Но тут понадобились и другие жертвы. На следующий же день (20 марта — 2 апреля) Палеолог получил из Парижа известие, что в Россию командируется с чрезвычайной миссией Альбер Тома, министр вооружений.

{352} Задачу миссии он уже сам определил, как желание «внушить Временному правительству и Совету несколько строгих истин». Он прибавляет в дневнике: «с другой стороны, Тома увидит поближе русскую революцию — и наложит сурдинку на странный концерт лести и восхвалений, которые она вызвала во Франции». Однако, Палеолог догадывается и о другом мотиве — он «пользовался доверием старого режима и не верит в новый». Три дня спустя (23 марта — 5 апреля) он телеграфирует Рибо о своей готовности уступить место своему заместителю. Он угадал: Альбер Тома вез в кармане приказ о его отставке. Несколько позднее, член британского кабинета Гендерсон повезет такой же приказ о смене Бьюкенена (Уже после моей отставки Гендерсон спросил моего совета, что делать с этим. Я ему сказал, что нет основания отставлять Бьюкенена. Он ответил: «я сам того же мнения». (Примеч. автора).).
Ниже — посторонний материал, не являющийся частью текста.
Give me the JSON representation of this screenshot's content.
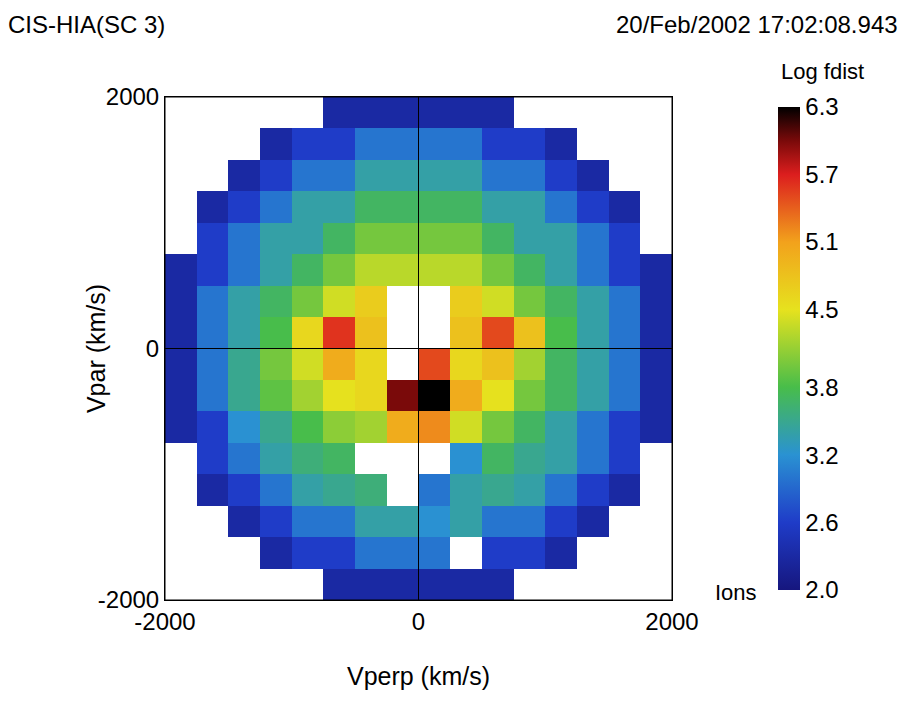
{
  "chart_data": {
    "type": "heatmap",
    "title": "CIS-HIA(SC 3)",
    "subtitle": "20/Feb/2002 17:02:08.943",
    "x_label": "Vperp (km/s)",
    "y_label": "Vpar (km/s)",
    "x": [
      -1875,
      -1625,
      -1375,
      -1125,
      -875,
      -625,
      -375,
      -125,
      125,
      375,
      625,
      875,
      1125,
      1375,
      1625,
      1875
    ],
    "y": [
      -1875,
      -1625,
      -1375,
      -1125,
      -875,
      -625,
      -375,
      -125,
      125,
      375,
      625,
      875,
      1125,
      1375,
      1625,
      1875
    ],
    "cells": [
      [
        null,
        null,
        null,
        null,
        null,
        2.3,
        2.3,
        2.3,
        2.3,
        2.3,
        2.3,
        null,
        null,
        null,
        null,
        null
      ],
      [
        null,
        null,
        null,
        2.3,
        2.6,
        2.6,
        3.0,
        3.0,
        3.0,
        null,
        2.6,
        2.6,
        2.3,
        null,
        null,
        null
      ],
      [
        null,
        null,
        2.3,
        2.6,
        3.0,
        3.0,
        3.4,
        3.4,
        3.2,
        3.4,
        3.0,
        3.0,
        2.6,
        2.3,
        null,
        null
      ],
      [
        null,
        2.3,
        2.6,
        3.0,
        3.4,
        3.5,
        3.6,
        null,
        3.0,
        3.4,
        3.5,
        3.4,
        3.0,
        2.6,
        2.3,
        null
      ],
      [
        null,
        2.6,
        3.0,
        3.4,
        3.6,
        3.7,
        null,
        null,
        null,
        3.2,
        3.7,
        3.5,
        3.4,
        3.0,
        2.6,
        null
      ],
      [
        2.3,
        2.6,
        3.2,
        3.5,
        3.8,
        4.1,
        4.2,
        5.0,
        5.2,
        4.4,
        4.0,
        3.7,
        3.4,
        3.0,
        2.6,
        2.3
      ],
      [
        2.3,
        3.0,
        3.5,
        3.9,
        4.2,
        4.5,
        4.6,
        6.0,
        6.3,
        5.0,
        4.5,
        4.0,
        3.7,
        3.4,
        3.0,
        2.3
      ],
      [
        2.3,
        3.0,
        3.5,
        4.0,
        4.4,
        5.0,
        4.6,
        null,
        5.5,
        4.6,
        4.8,
        4.2,
        3.7,
        3.4,
        3.0,
        2.3
      ],
      [
        2.3,
        3.0,
        3.4,
        3.8,
        4.6,
        5.6,
        4.8,
        null,
        null,
        4.8,
        5.5,
        4.8,
        3.8,
        3.4,
        3.0,
        2.3
      ],
      [
        2.3,
        3.0,
        3.4,
        3.7,
        4.0,
        4.4,
        4.7,
        null,
        null,
        4.7,
        4.4,
        4.0,
        3.7,
        3.4,
        3.0,
        2.3
      ],
      [
        2.3,
        2.6,
        3.0,
        3.4,
        3.7,
        4.0,
        4.3,
        4.3,
        4.3,
        4.3,
        4.0,
        3.7,
        3.4,
        3.0,
        2.6,
        2.3
      ],
      [
        null,
        2.6,
        3.0,
        3.4,
        3.4,
        3.7,
        4.0,
        4.0,
        4.0,
        4.0,
        3.7,
        3.4,
        3.4,
        3.0,
        2.6,
        null
      ],
      [
        null,
        2.3,
        2.6,
        3.0,
        3.4,
        3.4,
        3.7,
        3.7,
        3.7,
        3.7,
        3.4,
        3.4,
        3.0,
        2.6,
        2.3,
        null
      ],
      [
        null,
        null,
        2.3,
        2.6,
        3.0,
        3.0,
        3.4,
        3.4,
        3.4,
        3.4,
        3.0,
        3.0,
        2.6,
        2.3,
        null,
        null
      ],
      [
        null,
        null,
        null,
        2.3,
        2.6,
        2.6,
        3.0,
        3.0,
        3.0,
        3.0,
        2.6,
        2.6,
        2.3,
        null,
        null,
        null
      ],
      [
        null,
        null,
        null,
        null,
        null,
        2.3,
        2.3,
        2.3,
        2.3,
        2.3,
        2.3,
        null,
        null,
        null,
        null,
        null
      ]
    ],
    "xlim": [
      -2000,
      2000
    ],
    "ylim": [
      -2000,
      2000
    ],
    "xticks": [
      -2000,
      0,
      2000
    ],
    "yticks": [
      -2000,
      0,
      2000
    ],
    "grid": true,
    "colorbar": {
      "title": "Log fdist",
      "label": "Ions",
      "range": [
        2,
        6.3
      ],
      "ticks": [
        {
          "value": 2,
          "label": "2.0"
        },
        2.6,
        3.2,
        3.8,
        4.5,
        5.1,
        5.7,
        6.3
      ]
    }
  }
}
27 марта — 9 апреля Палеолог узнал, что «между Временным правительством и Советом, — точнее говоря, между Милюковым и Керенским, — завязалась оживленная полемика по поводу целей войны». Речь идет о моем воззвании 28 марта, принятом правительством. Палеолог энергично убеждал меня, что «требования Совета равносильны измене России и, если они осуществятся, это будет вечным позором для русского народа».

Я ответил ему: «я настолько согласен с вами, что если бы требования Совета восторжествовали, я тотчас ушел бы в отставку». Но выше сказано, что дело обошлось благополучно, и Совет признал воззвание. Через четыре дня приехали левые депутаты: Муте, Кашен и Лафон от Франции, О'Греди и Торн — от Англии. Степень их левизны была неизвестна Палеологу, и на следующее утро (1 — 14 апреля) он поговорил с приехавшими французскими социалистами по-хорошему. «По первому впечатлению, — записал Палеолог, — ничего лучшего нельзя и желать... Главным образом они беспокоятся о том, сможет ли Россия продолжать войну и можно ли надеяться, что ее усилие позволит нам осуществить нашу программу мира». Палеолог ответил, что русская армия сможет еще сыграть важную роль, если они добьются доверия {353} Совета и убедят его, что судьба революции зависит от судьбы войны. «Что касается нашей программы мира, мы должны будем, очевидно, ее приспособить к новым условиям... На Западе нет оснований отказываться от наших претензий и сокращать наши надежды... Но в восточной Европе и Малой Азии нам, несомненно, придется кое-чем пожертвовать из наших упований». Как видим, центр тяжести перенесен здесь с дипломатической стороны на военную: намек на уступки на Востоке, очевидно, имеет в виду «тайные договоры».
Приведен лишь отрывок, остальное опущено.